Now in its 29th year, in 2013 Freedom to Read Week runs from February 24th to March 2nd and is highlighted by events across the country. A well-designed web site holds focus for this celebration of books and reading meant to encourage “Canadians to think about and reaffirm their commitment to intellectual freedom, which is guaranteed them under the Charter of Rights and Freedoms.”
Interestingly, one page on the site highlights historical banning and burnings, including Ovid’s banishment from Rome in A.D., King James I of England’s censorship of Sir Walter Raleigh’s book The History of the World for “being too saucy in censuring princes,” and, in 1859, George Eliot’s novel Adam Bede was attacked as the “vile outpourings of a lewd woman’s mind,” while in 1929, The Adventures of Sherlock Holmes by Sir Arthur Conan Doyle was banned in the Soviet Union because of “occultism.”

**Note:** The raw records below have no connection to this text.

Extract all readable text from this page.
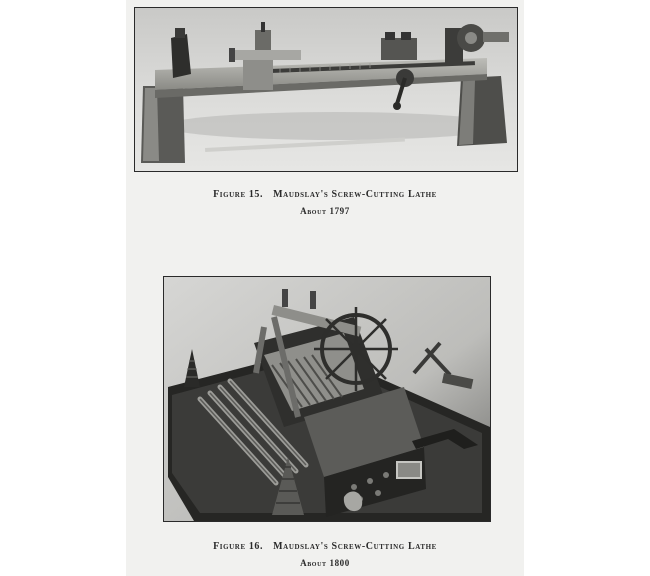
Figure 15. Maudslay's Screw-Cutting Lathe
About 1797
Figure 16. Maudslay's Screw-Cutting Lathe
About 1800
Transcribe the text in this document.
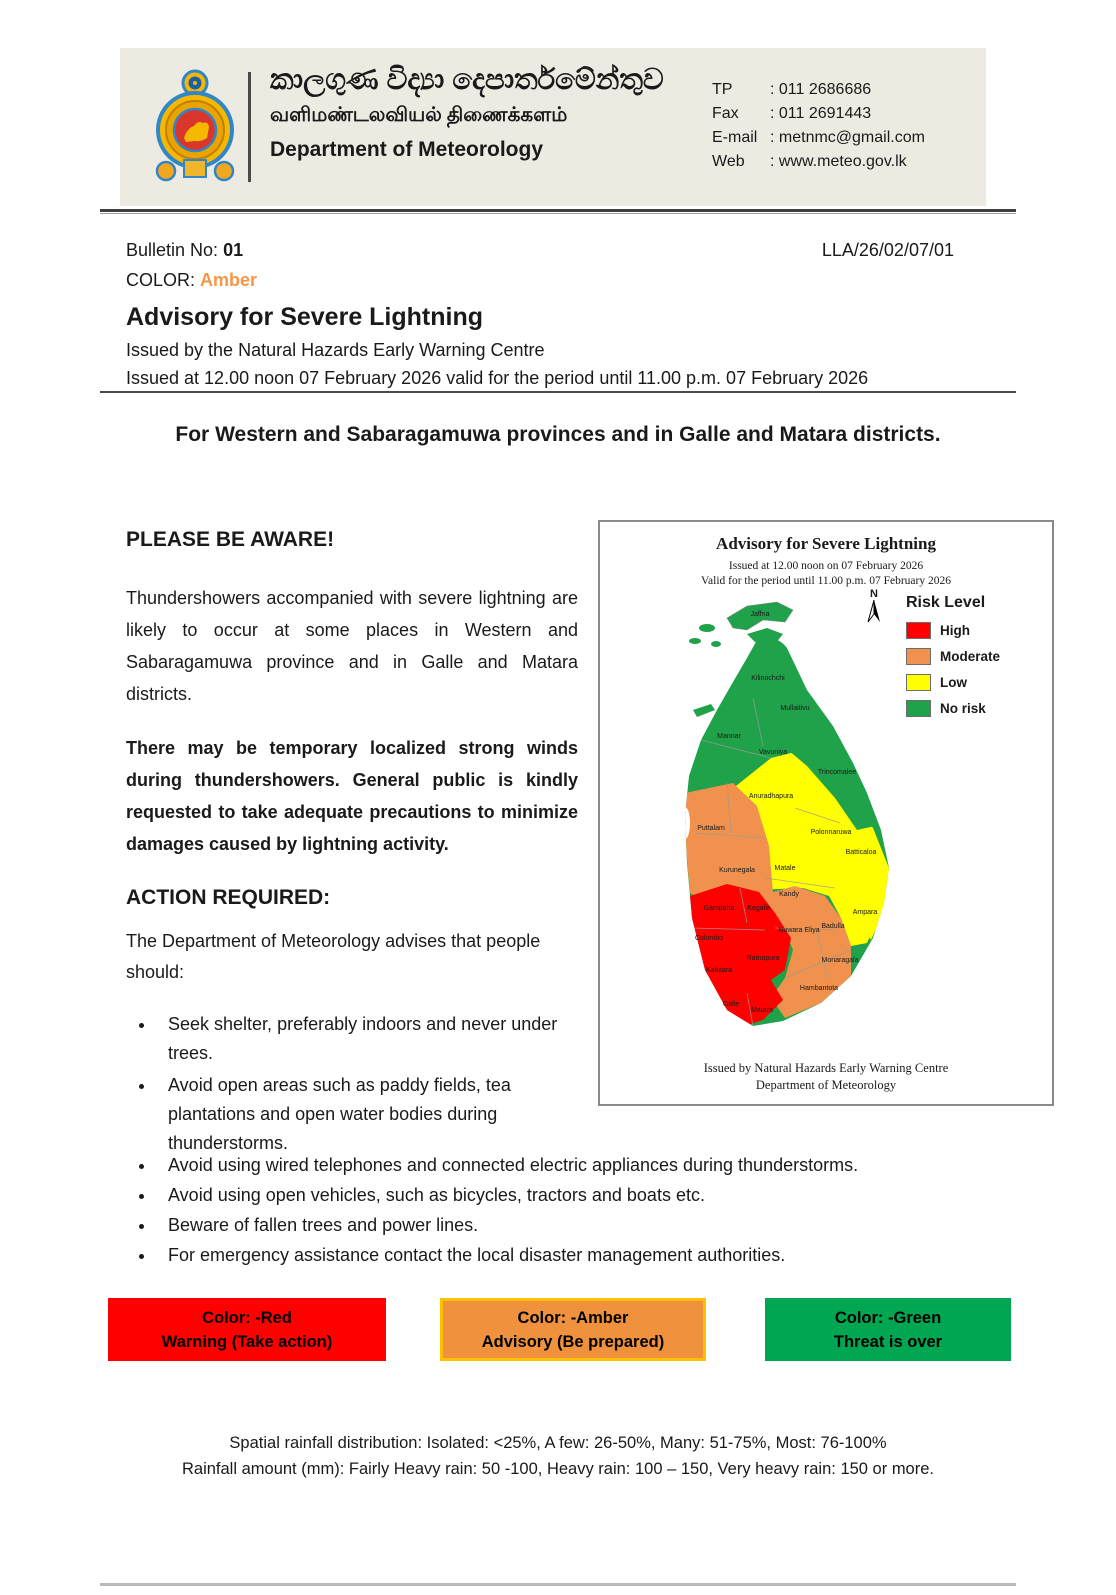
කාලගුණ විද්‍යා දෙපාර්තමේන්තුව
வளிமண்டலவியல் திணைக்களம்
Department of Meteorology
TP	: 011 2686686
Fax	: 011 2691443
E-mail : metnmc@gmail.com
Web	: www.meteo.gov.lk
Bulletin No: 01	LLA/26/02/07/01
COLOR: Amber
Advisory for Severe Lightning
Issued by the Natural Hazards Early Warning Centre
Issued at 12.00 noon 07 February 2026 valid for the period until 11.00 p.m. 07 February 2026
For Western and Sabaragamuwa provinces and in Galle and Matara districts.
PLEASE BE AWARE!
Thundershowers accompanied with severe lightning are likely to occur at some places in Western and Sabaragamuwa province and in Galle and Matara districts.
There may be temporary localized strong winds during thundershowers. General public is kindly requested to take adequate precautions to minimize damages caused by lightning activity.
ACTION REQUIRED:
The Department of Meteorology advises that people should:
• Seek shelter, preferably indoors and never under trees.
• Avoid open areas such as paddy fields, tea plantations and open water bodies during thunderstorms.
• Avoid using wired telephones and connected electric appliances during thunderstorms.
• Avoid using open vehicles, such as bicycles, tractors and boats etc.
• Beware of fallen trees and power lines.
• For emergency assistance contact the local disaster management authorities.
Advisory for Severe Lightning
Issued at 12.00 noon on 07 February 2026
Valid for the period until 11.00 p.m. 07 February 2026
N	Risk Level
High
Moderate
Low
No risk
Jaffna
Kilinochchi
Mullaitivu
Mannar
Vavuniya
Trincomalee
Anuradhapura
Puttalam
Polonnaruwa
Batticaloa
Matale
Kurunegala
Kandy
Ampara
Kegalle
Gampaha
Nuwara Eliya
Badulla
Colombo
Monaragala
Kalutara
Ratnapura
Hambantota
Galle
Matara
Issued by Natural Hazards Early Warning Centre
Department of Meteorology
Color: -Red
Warning (Take action)
Color: -Amber
Advisory (Be prepared)
Color: -Green
Threat is over
Spatial rainfall distribution: Isolated: <25%, A few: 26-50%, Many: 51-75%, Most: 76-100%
Rainfall amount (mm): Fairly Heavy rain: 50 -100, Heavy rain: 100 – 150, Very heavy rain: 150 or more.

An extensive list of contemporary challenged books and magazines is just as shocking and includes Timothy Findley’s classic The Wars; Philip Pullman’s His Dark Materials; Jon Stewart’s Earth: The Book; Neil Gaiman’s American Gods and all seven books in J.K. Rowling’s Harry Potter series.
The Freedom to Read Week web site provides an extensive toolkit for those wanting to know more about the event or somehow get involved.